We presented a novel position-aware collaborative attention framework to address critical limitations in traditional multi-head attention mechanisms for Image-English Question Answering. By introducing the IHCM before and after normalization, our framework effectively enhances inter-head interaction, thereby aiming to mitigate global information loss and reduce redundancy. This design significantly improves the performance of the multi-head attention mechanism through a parameter-efficient approach. By introducing a lightweight linear mapping (IHCM) rather than complex architectural additions, our framework achieves substantial accuracy gains with minimal computational overhead. Similar to residual connections in ResNet, which offer a simple yet effective solution to gradient issues, the IHCM provides a streamlined method to resolve the lack of inter-head interaction, optimizing attention focus and cross-modal modeling without unnecessary complexity. Furthermore, we designed two collaborative attention units, IMSAC and CMGAC, to refine intra-modal and cross-modal feature modeling, leveraging text to guide image attention and improving the model’s ability to focus on task-relevant regions while suppressing noise.
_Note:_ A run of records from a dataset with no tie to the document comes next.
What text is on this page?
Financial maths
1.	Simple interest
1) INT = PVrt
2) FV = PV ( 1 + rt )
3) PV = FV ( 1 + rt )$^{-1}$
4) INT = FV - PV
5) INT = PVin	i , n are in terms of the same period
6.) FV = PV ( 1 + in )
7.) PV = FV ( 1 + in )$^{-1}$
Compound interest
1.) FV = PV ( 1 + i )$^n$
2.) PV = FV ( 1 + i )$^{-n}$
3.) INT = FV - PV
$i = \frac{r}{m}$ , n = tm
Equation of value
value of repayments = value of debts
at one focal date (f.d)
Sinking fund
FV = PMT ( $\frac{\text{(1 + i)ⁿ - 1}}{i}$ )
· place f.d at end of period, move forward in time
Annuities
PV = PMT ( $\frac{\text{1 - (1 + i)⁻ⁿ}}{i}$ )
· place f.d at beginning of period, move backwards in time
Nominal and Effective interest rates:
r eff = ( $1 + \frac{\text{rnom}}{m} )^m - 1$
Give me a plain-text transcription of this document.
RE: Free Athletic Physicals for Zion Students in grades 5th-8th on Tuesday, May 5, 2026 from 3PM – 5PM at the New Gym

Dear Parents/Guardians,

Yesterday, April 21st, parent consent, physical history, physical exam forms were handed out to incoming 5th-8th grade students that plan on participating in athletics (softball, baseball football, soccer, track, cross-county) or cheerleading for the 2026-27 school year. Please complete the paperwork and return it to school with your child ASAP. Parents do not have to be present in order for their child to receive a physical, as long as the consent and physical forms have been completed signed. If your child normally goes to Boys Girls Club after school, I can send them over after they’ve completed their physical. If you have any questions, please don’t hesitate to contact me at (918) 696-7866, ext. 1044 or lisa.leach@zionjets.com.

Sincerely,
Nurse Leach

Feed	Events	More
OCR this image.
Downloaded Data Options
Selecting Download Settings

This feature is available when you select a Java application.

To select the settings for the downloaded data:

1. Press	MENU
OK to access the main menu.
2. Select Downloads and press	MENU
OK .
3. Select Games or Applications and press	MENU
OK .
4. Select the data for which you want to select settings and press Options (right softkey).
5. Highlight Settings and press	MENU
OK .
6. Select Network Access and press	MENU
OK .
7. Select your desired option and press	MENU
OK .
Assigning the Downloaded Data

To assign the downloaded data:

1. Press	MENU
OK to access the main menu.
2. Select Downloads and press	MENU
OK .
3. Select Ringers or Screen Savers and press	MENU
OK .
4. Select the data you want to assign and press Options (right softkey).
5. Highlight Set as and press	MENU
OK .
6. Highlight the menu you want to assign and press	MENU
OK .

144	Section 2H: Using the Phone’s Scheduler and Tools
Additionally, the incorporation of absolute positional encoding compensates for the lack of positional awareness in self-attention, significantly improving semantic understanding in textual features. Comprehensive experiments on the TDIUC, VQA-CP v2, and GQA datasets demonstrate that the proposed framework consistently outperforms existing methods across diverse question types and under challenging data distributions, establishing a strong benchmark among the models evaluated. Ablation studies validate the effectiveness of inter-head collaboration and positional encoding, highlighting the importance of carefully designed attention mechanisms for cross-modal tasks. The framework also accelerates model convergence and improves generalization, showcasing its robustness and scalability.

Despite these advancements, this study has limitations that must be acknowledged. First, while we extended our evaluation to include VQA-CP v2 and GQA to test for bias and compositionality, the model’s generalization to unstructured, open-world scenarios or low-resource languages remains unverified. Second, although the framework enhances spatial and semantic understanding, it lacks an explicit neuro-symbolic reasoning module, which limits its capacity for solving questions that require extensive, multi-hop logical deduction. Finally, while the IHCM itself is parameter-efficient, the underlying multi-head attention backbone still incurs significant computational costs, potentially restricting deployment on resource-constrained edge devices.

Future work will focus on addressing these challenges by integrating higher-resolution visual backbones to improve fine-grained recognition, exploring lightweight attention variants for edge deployment, and incorporating external knowledge bases to resolve semantic ambiguities. Our findings emphasize the importance of enhancing both intra-modal and cross-modal interactions in multi-modal tasks. The proposed collaborative attention framework provides a strong foundation for future research in Visual Question Answering and other multi-modal reasoning tasks.